What is the Best Treatment for Microscopic Colitis?

The corticosteroid budesonide is the most effective treatment for patients with microscopic colitis (MC), according to a meta-analysis in the October issue of Clinical Gastroenterology and Hepatology. However, once patients stop taking this drug, the rate of symptom relapse is high.

MC is an inflammatory disorder of the colon that causes watery, non-bloody diarrhea, especially among older women. Its incidence has increased in recent years, approaching that of ulcerative colitis and Crohn’s disease.

Budesonide is a potent corticosteroid that is frequently used to treat MC, because it has less systemic absorption and fewer adverse effects than other steroids. However, budesonide is less efficacious than conventional steroids in the treatment of ulcerative colitis and Crohn’s disease. Michael J. Stewart and colleagues performed a meta-analysis of 8 clinical trials (236 patients) to evaluate the effects of corticosteroids for short- and long-term treatment of MC.

They found that budesonide was well-tolerated and effective for short- and long-term treatment of each subtype of MC (collagenous colitis and lymphocytic colitis). Patients were 3 times more likely to have a clinical response to a 6- to 8-week course of budesonide than to placebo, with no increase in risk for adverse events.
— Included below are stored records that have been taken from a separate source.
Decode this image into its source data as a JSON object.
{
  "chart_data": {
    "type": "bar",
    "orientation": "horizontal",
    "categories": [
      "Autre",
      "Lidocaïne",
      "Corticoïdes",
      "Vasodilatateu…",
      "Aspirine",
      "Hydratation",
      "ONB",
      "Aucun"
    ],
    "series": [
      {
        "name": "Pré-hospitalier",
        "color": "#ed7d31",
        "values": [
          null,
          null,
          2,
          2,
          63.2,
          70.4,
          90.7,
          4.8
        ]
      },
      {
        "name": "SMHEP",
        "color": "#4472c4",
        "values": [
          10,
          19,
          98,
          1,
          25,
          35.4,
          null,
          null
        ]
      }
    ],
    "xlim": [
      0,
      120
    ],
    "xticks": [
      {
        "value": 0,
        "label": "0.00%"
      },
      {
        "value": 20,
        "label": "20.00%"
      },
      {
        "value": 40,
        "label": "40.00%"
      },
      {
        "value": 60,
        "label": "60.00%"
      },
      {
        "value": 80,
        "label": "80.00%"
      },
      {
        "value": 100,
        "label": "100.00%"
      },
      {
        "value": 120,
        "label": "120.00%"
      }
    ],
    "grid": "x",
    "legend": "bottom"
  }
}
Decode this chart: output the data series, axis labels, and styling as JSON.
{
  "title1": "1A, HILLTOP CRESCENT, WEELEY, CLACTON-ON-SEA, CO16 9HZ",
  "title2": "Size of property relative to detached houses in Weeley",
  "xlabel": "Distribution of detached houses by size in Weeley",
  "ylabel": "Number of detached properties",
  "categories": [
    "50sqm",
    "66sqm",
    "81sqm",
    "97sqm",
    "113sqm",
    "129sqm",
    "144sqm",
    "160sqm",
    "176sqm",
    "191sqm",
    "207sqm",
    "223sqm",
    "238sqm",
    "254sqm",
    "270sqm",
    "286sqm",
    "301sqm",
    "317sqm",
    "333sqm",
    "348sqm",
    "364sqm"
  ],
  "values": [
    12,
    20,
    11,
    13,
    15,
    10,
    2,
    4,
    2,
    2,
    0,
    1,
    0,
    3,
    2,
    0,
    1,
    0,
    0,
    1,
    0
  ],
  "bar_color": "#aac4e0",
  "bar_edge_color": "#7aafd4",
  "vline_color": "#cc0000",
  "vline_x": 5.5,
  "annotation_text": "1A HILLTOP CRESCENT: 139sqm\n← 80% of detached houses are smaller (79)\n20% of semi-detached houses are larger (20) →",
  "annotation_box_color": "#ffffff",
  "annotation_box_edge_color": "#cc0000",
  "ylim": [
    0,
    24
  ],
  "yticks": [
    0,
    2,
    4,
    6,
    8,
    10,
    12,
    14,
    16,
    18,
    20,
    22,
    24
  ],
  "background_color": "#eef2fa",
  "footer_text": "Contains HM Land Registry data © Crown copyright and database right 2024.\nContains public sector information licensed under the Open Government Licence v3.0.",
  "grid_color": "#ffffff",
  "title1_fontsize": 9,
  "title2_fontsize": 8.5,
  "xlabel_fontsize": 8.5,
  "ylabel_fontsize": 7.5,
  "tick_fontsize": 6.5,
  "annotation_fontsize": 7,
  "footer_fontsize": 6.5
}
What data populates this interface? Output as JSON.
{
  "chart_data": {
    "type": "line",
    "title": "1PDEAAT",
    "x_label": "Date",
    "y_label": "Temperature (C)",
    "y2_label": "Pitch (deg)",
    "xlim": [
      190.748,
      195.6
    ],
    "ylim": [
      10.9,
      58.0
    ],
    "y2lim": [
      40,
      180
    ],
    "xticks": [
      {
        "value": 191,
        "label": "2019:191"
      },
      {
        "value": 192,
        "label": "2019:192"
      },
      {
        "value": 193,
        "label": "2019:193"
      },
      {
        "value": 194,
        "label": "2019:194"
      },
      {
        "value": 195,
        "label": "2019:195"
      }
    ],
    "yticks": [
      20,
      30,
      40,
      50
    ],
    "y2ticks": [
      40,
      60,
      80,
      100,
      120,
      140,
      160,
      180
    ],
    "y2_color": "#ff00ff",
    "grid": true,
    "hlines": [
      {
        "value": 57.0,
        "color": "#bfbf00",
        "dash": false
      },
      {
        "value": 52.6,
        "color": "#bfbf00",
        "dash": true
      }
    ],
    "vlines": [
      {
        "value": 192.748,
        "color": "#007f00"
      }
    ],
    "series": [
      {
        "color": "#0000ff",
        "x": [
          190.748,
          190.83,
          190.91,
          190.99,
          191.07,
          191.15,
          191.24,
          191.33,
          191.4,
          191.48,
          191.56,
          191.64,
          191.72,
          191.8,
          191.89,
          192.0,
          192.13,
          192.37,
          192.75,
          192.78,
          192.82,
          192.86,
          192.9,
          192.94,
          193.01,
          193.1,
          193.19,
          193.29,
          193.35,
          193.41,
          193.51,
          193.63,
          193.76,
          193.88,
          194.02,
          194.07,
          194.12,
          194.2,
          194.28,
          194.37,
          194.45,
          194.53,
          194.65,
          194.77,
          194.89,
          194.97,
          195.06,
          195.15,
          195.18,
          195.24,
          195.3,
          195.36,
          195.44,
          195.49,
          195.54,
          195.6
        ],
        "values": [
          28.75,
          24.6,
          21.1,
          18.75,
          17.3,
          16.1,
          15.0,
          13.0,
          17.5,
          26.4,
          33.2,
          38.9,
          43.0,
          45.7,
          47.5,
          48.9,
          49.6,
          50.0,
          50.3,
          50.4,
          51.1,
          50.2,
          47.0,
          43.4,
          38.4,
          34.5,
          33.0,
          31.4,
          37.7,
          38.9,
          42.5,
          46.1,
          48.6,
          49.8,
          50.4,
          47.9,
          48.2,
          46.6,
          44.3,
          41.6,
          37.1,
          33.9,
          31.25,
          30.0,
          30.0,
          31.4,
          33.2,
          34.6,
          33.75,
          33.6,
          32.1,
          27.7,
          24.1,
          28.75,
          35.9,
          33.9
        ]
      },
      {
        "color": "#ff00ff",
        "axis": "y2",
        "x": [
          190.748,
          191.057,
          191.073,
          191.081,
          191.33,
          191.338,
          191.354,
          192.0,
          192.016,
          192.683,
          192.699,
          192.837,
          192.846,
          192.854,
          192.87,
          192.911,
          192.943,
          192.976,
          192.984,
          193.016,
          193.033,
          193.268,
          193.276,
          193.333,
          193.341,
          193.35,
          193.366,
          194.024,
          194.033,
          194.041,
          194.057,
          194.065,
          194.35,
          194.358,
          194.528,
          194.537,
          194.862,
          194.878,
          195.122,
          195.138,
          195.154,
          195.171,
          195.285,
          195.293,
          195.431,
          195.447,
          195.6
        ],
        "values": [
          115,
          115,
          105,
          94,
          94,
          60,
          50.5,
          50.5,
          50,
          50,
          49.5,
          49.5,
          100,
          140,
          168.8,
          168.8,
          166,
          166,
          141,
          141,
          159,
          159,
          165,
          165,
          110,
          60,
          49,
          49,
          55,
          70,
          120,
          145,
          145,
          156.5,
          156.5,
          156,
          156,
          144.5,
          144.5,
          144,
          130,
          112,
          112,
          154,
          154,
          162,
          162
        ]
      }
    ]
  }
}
The patients that received budesonide also had a much higher rate of histologic response (based on biopsy analysis). Another steroid, prednisolone, was not effective as a short-term therapy.

Although budesonide produced an impressive clinical response, 46%–80% of patients had symptom relapse within 6 months of discontinuing the drug. Stewart et al. state that further studies are required to determine how to achieve the maximal sustained effects of budesonide and how to withdraw or reduce the dosage, to minimize symptom relapse. They would also like to determine whether alternating courses of budesonide might better control symptoms and whether the addition of other therapies improves its effects.

The best strategy for patients with microscopic colitis is not clear—management has focused on treating associated conditions, such as celiac disease, avoiding certain dietary factors and medications, and treating the diarrhea symptoms. A number of pharmacologic and alternate therapies (including probiotics) have been used with varying degrees of success, but few randomized controlled trials have been performed. According to Stewart et al., there have been no controlled trials of commonly used immunosuppressive medications such as azathioprine or methotrexate as maintenance therapy for patients with unremitting disease.

More information on microscopic colitis:

Read the article online.
Stewart MJ, Seow CH, Storr MA. Prednisolone and budesonide for short- and long-term treatment of microscopic colitis: systematic review and meta-analysis. Clin Gastroenterol and Hepatol 2011; 9:881–890.

About Kristine Novak, PhD, Science Editor

Dr. Kristine Novak is the science editor for Gastroenterology and Clinical Gastroenterology and Hepatology, both published by the American Gastroenterological Association. She has worked as an editor at biomedical research journals and as a science writer for more than 12 years, covering advances in gastroenterology, hepatology, cancer, immunology, biotechnology, molecular genetics, and clinical trials. She has a PhD in cell biology and an interest in all areas of medical research.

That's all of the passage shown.